The beat of the music and the resounding chanting of “WE ARE SPARTAN!!”, pumped us up by setting the mood at the starting line and off we ran. I would describe Spartan as half Boot-Camp, half Adventure race. Certainly all the Obstacles challenged. What some lacked in adventure, they made up for in difficulty. It was expected that at each obstacle you complete 30 burpees, if you couldn’t successfully complete the obstacle. My favourite obstacle would have been somewhere in between the sand bag hill climb and wading/swimming through the mud and water. It was icy cold and I would have been disappointed if I didn’t get saturated with mud at some stage of the race!
We finished the race in under two hours. Consistently on the move but slowing between obstacles, burpees and recovery.
We finished the race together, however, I would be lying if I said I was not somewhat disappointed with myself. For although I participated in the race, I really felt that I didn’t give it 100%.

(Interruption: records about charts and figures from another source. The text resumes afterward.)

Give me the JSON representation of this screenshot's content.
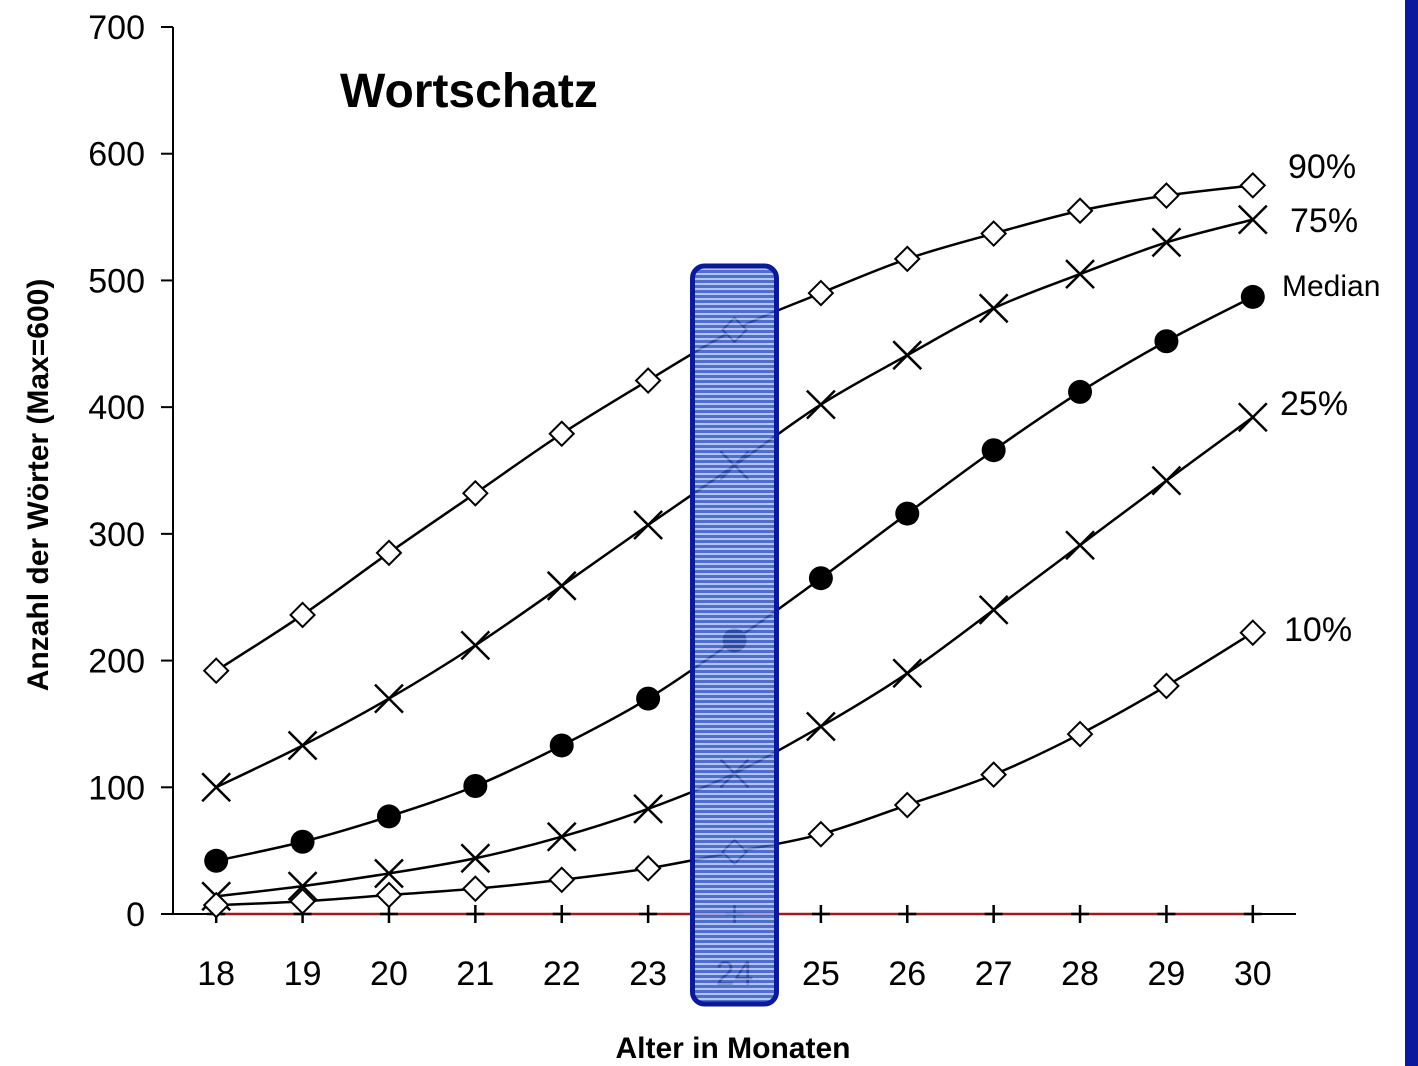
{
  "chart_data": {
    "type": "line",
    "title": "Wortschatz",
    "xlabel": "Alter in Monaten",
    "ylabel": "Anzahl der Wörter (Max=600)",
    "x": [
      18,
      19,
      20,
      21,
      22,
      23,
      24,
      25,
      26,
      27,
      28,
      29,
      30
    ],
    "xlim": [
      17.5,
      30.5
    ],
    "ylim": [
      0,
      700
    ],
    "yticks": [
      0,
      100,
      200,
      300,
      400,
      500,
      600,
      700
    ],
    "grid": false,
    "highlight_x": 24,
    "highlight_color": "#2f55c8",
    "series": [
      {
        "name": "90%",
        "marker": "diamond",
        "values": [
          192,
          236,
          285,
          332,
          379,
          421,
          461,
          490,
          517,
          537,
          555,
          567,
          575
        ]
      },
      {
        "name": "75%",
        "marker": "x",
        "values": [
          100,
          133,
          170,
          212,
          259,
          307,
          354,
          402,
          441,
          478,
          505,
          530,
          548
        ]
      },
      {
        "name": "Median",
        "marker": "circle",
        "values": [
          42,
          57,
          77,
          101,
          133,
          170,
          216,
          265,
          316,
          366,
          412,
          452,
          487
        ]
      },
      {
        "name": "25%",
        "marker": "x",
        "values": [
          14,
          22,
          32,
          44,
          61,
          83,
          111,
          148,
          190,
          240,
          291,
          342,
          392
        ]
      },
      {
        "name": "10%",
        "marker": "diamond",
        "values": [
          7,
          10,
          15,
          20,
          27,
          36,
          49,
          63,
          86,
          110,
          142,
          180,
          222
        ]
      }
    ],
    "baseline": {
      "marker": "plus",
      "color": "#a31a1a",
      "values": [
        0,
        0,
        0,
        0,
        0,
        0,
        0,
        0,
        0,
        0,
        0,
        0,
        0
      ]
    }
  }
}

Being a Personal Trainer and Life Coach, has given me the courage to try new things, more fitness than I ever imagined I could possess and the most amazing people in the world to work with everyday. It has given me insight and an awareness of who I am and has kept me humble, but it has not made me perfect.
I believe, you only get out what you put in. Because I went in to the race, feeling less than inspired, I was unlikely to feel fantastic about the result.
But I turned up. I started. I finished.
At some time or another, life, our work, our family and other commitments can get us down and distract us. Every workout may not be our best. It may not make us our proudest. But when you have a goal that matters, you must turn up anyway. Your best today may be better or worse than yesterday. But if you don’t show up for your goal, you get no result at all.
I’m choosing to let this situation prepare me better for the next time. To plan better, to train better, to choose better and to feel better.
It’s a mistake to think that staying inspired and motivated is easy for others. Some days are going to be harder than others. What’s important is understanding your reason why. The reason why you want to keep going and the reason you need to keep going.
Everyone’s reason why is different. For me, I want to serve as an inspiration to my children, to be a healthy and happy partner and mother and to inspire and motivate my clients to love themselves enough to look after their health and happiness.
Find your reason, and you may find your inspiration and motivation to show up, not just for a goal, but for your why, your values, your heart.